Un día murió una semilla junto a la mar.
Pequeña, ovalada i fragil, no pudo escapar.
En un hoyo oscuro de tierra, rodeado de piedras vino a reposar.
Junto a una playa de arena y a veces con el amenazante rugido de la mar.
Lloró el cielo sobre la tierra, la pobre semilla muerta le partía el corazón.
Allí sola, enterrada i triste tenía que estar.
Fueron pasando soles y lunas, cayeron sobre el hoyo tapado nevadas y lluvias, calores y fríos.
Sólo el viento sabía que la semilla no estaba muerta.
Sabía, cuando la abrazo con sus alas que ella guardaba una promesa de vida.

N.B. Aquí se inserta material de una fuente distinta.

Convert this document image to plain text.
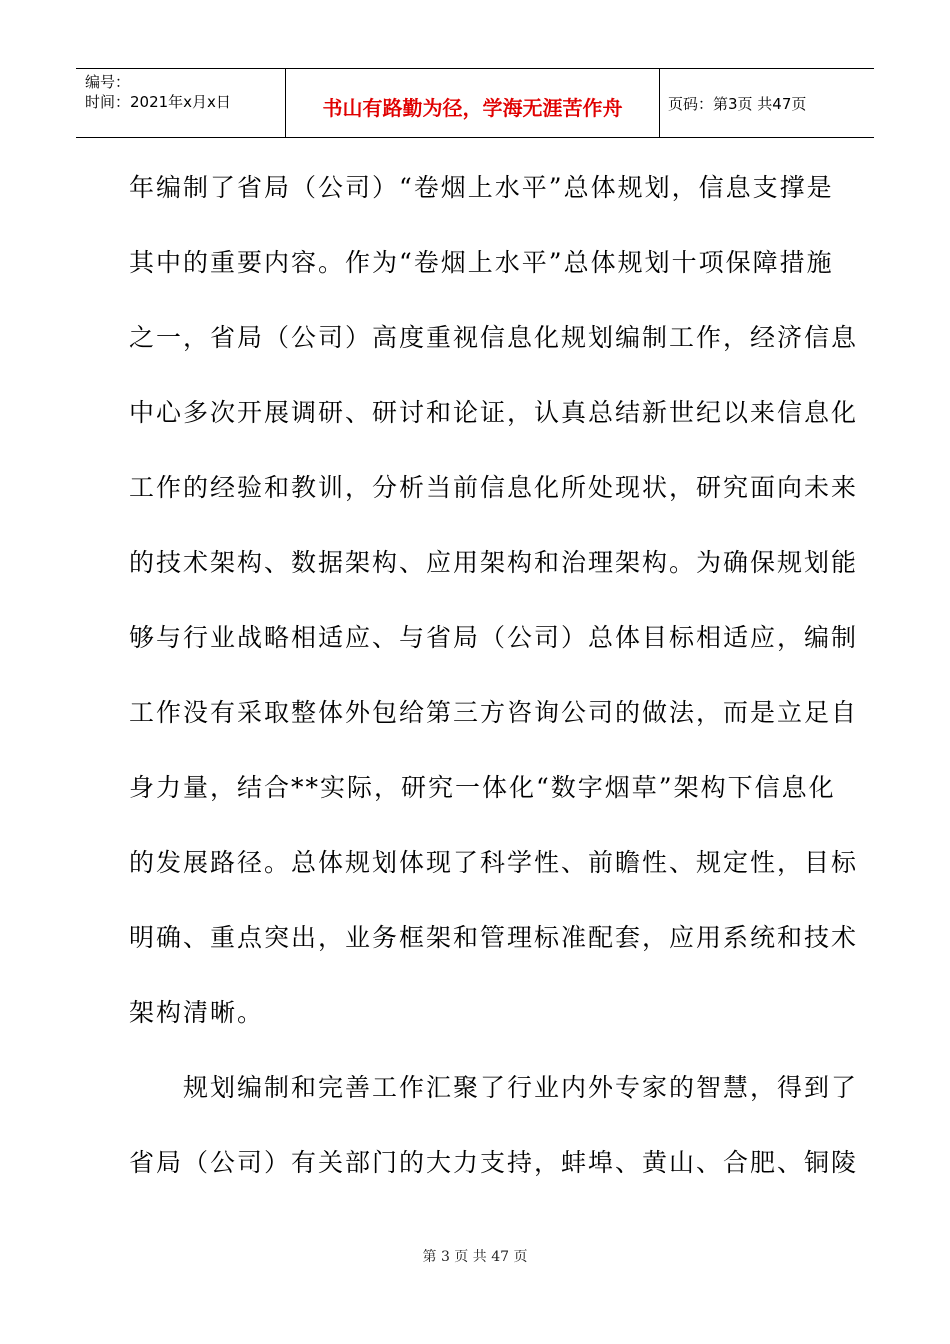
编号：
时间：2021年x月x日	书山有路勤为径，学海无涯苦作舟	页码：第3页 共47页
年编制了省局（公司）“卷烟上水平”总体规划，信息支撑是
其中的重要内容。作为“卷烟上水平”总体规划十项保障措施
之一，省局（公司）高度重视信息化规划编制工作，经济信息
中心多次开展调研、研讨和论证，认真总结新世纪以来信息化
工作的经验和教训，分析当前信息化所处现状，研究面向未来
的技术架构、数据架构、应用架构和治理架构。为确保规划能
够与行业战略相适应、与省局（公司）总体目标相适应，编制
工作没有采取整体外包给第三方咨询公司的做法，而是立足自
身力量，结合**实际，研究一体化“数字烟草”架构下信息化
的发展路径。总体规划体现了科学性、前瞻性、规定性，目标
明确、重点突出，业务框架和管理标准配套，应用系统和技术
架构清晰。
　　规划编制和完善工作汇聚了行业内外专家的智慧，得到了
省局（公司）有关部门的大力支持，蚌埠、黄山、合肥、铜陵
第 3 页 共 47 页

Una vez una semilla le dijo al viento, «he de morir miles de veces para hacer eterna la vida».
Por eso la alegría del viento fue enorme cuando vió a la semilla muerta llena de ramas, hojas, flores con perfume de almendras, zumbido de mil abejas y muchas mas semillas madurando para volver a engañarlo haciéndose las muertas.

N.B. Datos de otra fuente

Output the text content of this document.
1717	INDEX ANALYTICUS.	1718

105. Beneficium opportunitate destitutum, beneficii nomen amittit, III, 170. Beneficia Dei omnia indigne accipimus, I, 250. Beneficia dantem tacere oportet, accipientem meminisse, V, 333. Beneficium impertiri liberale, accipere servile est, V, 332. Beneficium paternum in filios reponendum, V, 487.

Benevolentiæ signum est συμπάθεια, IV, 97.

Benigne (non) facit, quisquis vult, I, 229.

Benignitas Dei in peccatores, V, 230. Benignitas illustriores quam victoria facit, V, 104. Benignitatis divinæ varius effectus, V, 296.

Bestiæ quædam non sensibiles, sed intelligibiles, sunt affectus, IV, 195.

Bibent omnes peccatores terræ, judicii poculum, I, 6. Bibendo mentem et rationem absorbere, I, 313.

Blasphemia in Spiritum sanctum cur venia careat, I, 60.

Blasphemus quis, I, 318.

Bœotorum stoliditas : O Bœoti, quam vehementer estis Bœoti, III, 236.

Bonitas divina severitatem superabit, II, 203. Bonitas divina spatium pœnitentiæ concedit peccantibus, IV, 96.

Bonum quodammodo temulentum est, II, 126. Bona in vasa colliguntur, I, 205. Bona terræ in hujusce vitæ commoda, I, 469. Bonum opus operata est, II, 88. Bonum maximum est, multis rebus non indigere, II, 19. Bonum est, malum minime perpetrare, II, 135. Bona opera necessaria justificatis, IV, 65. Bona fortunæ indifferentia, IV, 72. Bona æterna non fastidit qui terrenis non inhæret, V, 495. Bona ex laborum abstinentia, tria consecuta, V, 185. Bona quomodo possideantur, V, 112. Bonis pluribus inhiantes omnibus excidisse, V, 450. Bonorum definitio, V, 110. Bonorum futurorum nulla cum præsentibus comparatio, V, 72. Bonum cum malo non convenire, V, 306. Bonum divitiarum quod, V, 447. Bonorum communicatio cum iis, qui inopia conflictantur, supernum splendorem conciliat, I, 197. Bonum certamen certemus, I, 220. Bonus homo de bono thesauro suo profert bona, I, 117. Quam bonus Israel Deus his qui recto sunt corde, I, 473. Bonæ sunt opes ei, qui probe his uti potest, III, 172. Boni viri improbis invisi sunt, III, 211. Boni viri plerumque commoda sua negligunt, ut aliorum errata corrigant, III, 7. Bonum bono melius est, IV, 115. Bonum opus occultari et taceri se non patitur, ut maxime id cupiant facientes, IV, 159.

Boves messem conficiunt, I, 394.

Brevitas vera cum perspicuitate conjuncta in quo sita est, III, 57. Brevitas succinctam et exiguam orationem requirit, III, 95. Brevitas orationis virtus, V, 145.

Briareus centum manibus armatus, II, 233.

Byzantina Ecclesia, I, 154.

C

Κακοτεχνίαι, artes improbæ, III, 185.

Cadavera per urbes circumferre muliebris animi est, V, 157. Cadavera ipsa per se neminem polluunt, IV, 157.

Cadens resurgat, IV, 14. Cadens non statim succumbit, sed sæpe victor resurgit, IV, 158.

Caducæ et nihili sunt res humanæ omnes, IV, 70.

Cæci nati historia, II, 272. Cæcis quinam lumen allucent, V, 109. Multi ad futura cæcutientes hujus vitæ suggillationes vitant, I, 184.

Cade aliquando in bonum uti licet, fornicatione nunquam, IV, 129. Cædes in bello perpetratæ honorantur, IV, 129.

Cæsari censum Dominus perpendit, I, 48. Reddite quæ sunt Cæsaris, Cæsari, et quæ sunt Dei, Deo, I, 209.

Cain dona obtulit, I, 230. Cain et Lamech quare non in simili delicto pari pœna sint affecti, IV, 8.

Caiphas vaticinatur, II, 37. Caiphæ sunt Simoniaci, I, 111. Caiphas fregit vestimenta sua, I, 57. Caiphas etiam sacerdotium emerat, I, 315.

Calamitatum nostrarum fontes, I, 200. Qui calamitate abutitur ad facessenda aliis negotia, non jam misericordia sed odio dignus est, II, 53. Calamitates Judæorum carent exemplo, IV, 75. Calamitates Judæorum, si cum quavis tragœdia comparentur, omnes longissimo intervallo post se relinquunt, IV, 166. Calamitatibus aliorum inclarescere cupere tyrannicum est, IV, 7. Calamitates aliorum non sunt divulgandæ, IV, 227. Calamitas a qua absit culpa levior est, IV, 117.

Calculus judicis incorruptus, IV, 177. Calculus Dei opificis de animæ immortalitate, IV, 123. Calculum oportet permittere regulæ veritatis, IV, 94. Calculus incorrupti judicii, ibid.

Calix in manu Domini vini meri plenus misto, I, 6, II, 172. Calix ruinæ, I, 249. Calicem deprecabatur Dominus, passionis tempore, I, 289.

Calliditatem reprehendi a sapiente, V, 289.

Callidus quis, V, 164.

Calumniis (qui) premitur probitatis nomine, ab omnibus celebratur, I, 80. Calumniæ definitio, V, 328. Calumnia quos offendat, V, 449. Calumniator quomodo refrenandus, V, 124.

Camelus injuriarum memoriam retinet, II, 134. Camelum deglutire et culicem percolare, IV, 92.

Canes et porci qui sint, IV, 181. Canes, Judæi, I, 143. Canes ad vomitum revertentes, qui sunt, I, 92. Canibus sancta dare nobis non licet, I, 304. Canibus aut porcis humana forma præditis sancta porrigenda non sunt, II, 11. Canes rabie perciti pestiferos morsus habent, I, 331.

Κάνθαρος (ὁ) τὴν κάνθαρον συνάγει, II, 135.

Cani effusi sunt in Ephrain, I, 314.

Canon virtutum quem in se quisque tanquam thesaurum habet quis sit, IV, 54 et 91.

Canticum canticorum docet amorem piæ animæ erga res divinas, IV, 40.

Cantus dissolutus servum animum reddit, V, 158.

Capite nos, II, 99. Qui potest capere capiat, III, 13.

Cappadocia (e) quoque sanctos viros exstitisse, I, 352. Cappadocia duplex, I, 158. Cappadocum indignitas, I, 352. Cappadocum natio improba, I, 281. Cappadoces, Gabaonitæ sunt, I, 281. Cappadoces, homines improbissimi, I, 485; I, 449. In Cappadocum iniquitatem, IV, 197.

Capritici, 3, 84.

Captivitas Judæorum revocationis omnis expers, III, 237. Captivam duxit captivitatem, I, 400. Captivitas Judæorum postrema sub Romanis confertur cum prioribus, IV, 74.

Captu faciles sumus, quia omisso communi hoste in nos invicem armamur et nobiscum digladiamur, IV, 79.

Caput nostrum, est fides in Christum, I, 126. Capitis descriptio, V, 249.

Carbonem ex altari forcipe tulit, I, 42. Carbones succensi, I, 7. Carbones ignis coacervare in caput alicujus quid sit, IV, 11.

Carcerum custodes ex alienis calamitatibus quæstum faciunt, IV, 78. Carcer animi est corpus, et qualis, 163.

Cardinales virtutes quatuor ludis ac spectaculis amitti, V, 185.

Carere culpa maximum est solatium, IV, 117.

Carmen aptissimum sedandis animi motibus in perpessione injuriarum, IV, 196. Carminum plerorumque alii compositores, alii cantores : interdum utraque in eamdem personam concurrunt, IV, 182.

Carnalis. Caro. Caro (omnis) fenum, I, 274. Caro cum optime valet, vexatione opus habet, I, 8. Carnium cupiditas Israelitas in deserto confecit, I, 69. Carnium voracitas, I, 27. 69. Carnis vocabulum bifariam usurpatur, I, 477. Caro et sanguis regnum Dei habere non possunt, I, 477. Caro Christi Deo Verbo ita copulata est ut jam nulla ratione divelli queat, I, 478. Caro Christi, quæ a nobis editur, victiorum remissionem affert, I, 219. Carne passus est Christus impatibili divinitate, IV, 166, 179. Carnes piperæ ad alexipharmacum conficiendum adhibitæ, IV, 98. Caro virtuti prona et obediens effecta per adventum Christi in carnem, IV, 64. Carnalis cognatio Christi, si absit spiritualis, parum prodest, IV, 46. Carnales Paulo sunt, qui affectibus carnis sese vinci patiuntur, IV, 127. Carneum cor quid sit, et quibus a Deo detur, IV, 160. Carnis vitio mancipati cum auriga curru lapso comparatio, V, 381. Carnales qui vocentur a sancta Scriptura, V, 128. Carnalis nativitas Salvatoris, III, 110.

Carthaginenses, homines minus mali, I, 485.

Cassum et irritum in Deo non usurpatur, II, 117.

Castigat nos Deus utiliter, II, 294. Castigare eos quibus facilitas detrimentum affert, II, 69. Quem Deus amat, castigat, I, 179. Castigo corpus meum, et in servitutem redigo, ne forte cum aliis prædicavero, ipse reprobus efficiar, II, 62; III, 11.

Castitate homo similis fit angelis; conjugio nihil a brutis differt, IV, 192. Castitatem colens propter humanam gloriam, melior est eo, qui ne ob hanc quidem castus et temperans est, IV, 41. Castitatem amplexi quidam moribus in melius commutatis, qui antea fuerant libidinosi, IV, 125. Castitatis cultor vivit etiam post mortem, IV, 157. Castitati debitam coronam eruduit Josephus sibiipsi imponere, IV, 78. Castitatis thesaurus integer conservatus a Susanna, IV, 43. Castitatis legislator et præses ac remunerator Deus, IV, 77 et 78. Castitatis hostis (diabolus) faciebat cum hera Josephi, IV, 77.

El viento sin entenderlo suspiró de alegría, al ver tan viva y radiante a la semilla muerta.
Corrió a contárselo a todos, a la mar, la arena y las gaviotas. Enredó las cabelleras sueltas, he hizo surgir sonrisas de alegría a los que caminaban por la playa casi desierta. «Qué fresco viento de primavera, parece que nos trae noticias de vida», dijo alguien mientras besaba una boca de labios frescos, suaves y tiernos como una flor de almendra.